The Big Data Impact on Health Services
Some of the most beneficial examples of data in everyday life lies in the health sector. One way is through the digitizing of medical records, which en masse helps medical professionals determine which treatments are effective or not for a given ailment. The spread of disease may also be tracked quickly this way.
Next, many people make use of “quantified self” apps that track sleep patterns, heartbeat rates, distance walked and other health and fitness metrics. DNA testing services like 23andMe leverage big data to determine customers’ ethnicity as well as which ailments they may be genetically predisposed to.
Big Data Gets You Where You Need to Be on Time
The reason why you’re able to get to work on time is because of big data. Numerous real-time data metrics go into ensuring traffic runs smoothly, including:
- GPS systems (including your mobile phone!)
- Social media use
- Magnetic sensors installing in the road system
Together, this data helps agencies manage the roads by setting traffic light sequences or redirecting bus routes.

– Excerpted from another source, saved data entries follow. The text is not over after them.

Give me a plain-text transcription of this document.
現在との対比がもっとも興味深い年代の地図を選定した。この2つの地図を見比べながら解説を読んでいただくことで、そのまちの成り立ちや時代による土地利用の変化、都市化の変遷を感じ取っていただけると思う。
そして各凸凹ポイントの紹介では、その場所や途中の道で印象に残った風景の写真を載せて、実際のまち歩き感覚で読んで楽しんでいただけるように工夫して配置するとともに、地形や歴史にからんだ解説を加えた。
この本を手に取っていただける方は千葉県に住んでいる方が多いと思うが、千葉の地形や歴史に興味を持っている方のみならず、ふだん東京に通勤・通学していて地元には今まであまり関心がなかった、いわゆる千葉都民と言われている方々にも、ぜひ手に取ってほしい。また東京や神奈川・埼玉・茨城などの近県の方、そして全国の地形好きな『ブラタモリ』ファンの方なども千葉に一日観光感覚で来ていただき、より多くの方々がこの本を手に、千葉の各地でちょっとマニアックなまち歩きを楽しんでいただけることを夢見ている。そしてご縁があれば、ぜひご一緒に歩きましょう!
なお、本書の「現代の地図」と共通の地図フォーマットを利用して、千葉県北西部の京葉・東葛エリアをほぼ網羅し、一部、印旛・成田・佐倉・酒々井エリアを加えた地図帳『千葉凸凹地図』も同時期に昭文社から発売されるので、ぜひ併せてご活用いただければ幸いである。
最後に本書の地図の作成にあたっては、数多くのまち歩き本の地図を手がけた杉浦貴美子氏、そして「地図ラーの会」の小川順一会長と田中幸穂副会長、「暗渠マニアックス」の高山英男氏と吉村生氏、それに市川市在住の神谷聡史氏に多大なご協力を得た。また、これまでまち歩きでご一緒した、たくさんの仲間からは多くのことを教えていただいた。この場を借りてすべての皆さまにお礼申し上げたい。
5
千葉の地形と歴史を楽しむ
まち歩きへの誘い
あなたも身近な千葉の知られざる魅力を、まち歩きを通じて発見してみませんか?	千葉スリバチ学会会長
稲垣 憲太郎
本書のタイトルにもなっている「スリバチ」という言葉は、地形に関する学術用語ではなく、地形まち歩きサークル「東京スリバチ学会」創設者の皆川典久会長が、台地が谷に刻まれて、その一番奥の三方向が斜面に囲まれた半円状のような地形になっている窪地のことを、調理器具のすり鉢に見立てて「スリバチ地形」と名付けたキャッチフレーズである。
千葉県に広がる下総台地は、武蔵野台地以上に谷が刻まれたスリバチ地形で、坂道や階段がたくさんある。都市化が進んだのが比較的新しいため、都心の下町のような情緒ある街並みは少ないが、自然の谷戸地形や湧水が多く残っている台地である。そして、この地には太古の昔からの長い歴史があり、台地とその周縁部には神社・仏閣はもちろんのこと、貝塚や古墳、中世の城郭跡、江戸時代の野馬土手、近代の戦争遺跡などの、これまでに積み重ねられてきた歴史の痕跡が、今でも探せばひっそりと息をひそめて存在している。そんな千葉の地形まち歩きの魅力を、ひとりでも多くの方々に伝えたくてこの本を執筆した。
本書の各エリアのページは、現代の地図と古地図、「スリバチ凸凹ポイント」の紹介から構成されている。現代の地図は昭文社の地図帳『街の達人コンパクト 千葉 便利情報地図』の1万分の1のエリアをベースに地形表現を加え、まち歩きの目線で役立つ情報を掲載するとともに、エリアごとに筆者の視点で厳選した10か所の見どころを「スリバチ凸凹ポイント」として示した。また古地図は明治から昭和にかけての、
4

Your favorite map app uses similar data to determine the fastest route to your destination, along with an estimated time of arrival. Also, with a calendar app, it might even alert you when you should leave for an appointment based on traffic data.
News and Other Media Consumption
For good or ill, big data determines what news and media will be recommended to you as you browse your newsfeed. For example, services like Facebook and Twitter surface content based on what’s shared or talked about most.
Social media use isn’t important just for determining what news gets attention. In the reporting stage, journalists sometimes use social media data to report a story. For example, you can use Twitter’s advanced search features to collect posts from both a specific time and place.
Chatbots Analyze Data to Accomplish Everyday Tasks
Perhaps one of the most useful examples of data in everyday life is chatbots. Chatbots leverage big data to provide hyper-personalized services or to help users find the exact information they need. Sometimes before they can even ask for it. Chatbots perform data analysis in everyday life, using sources like conversation history, location history, past purchases and more. Thus, the possibilities are endless because bots can pull from many different databases.
Botmakers further use big data by iterating their bots based on chatbot analytics. So, this means bots get “smarter” and more efficient. All thanks to conversational data supplied by users.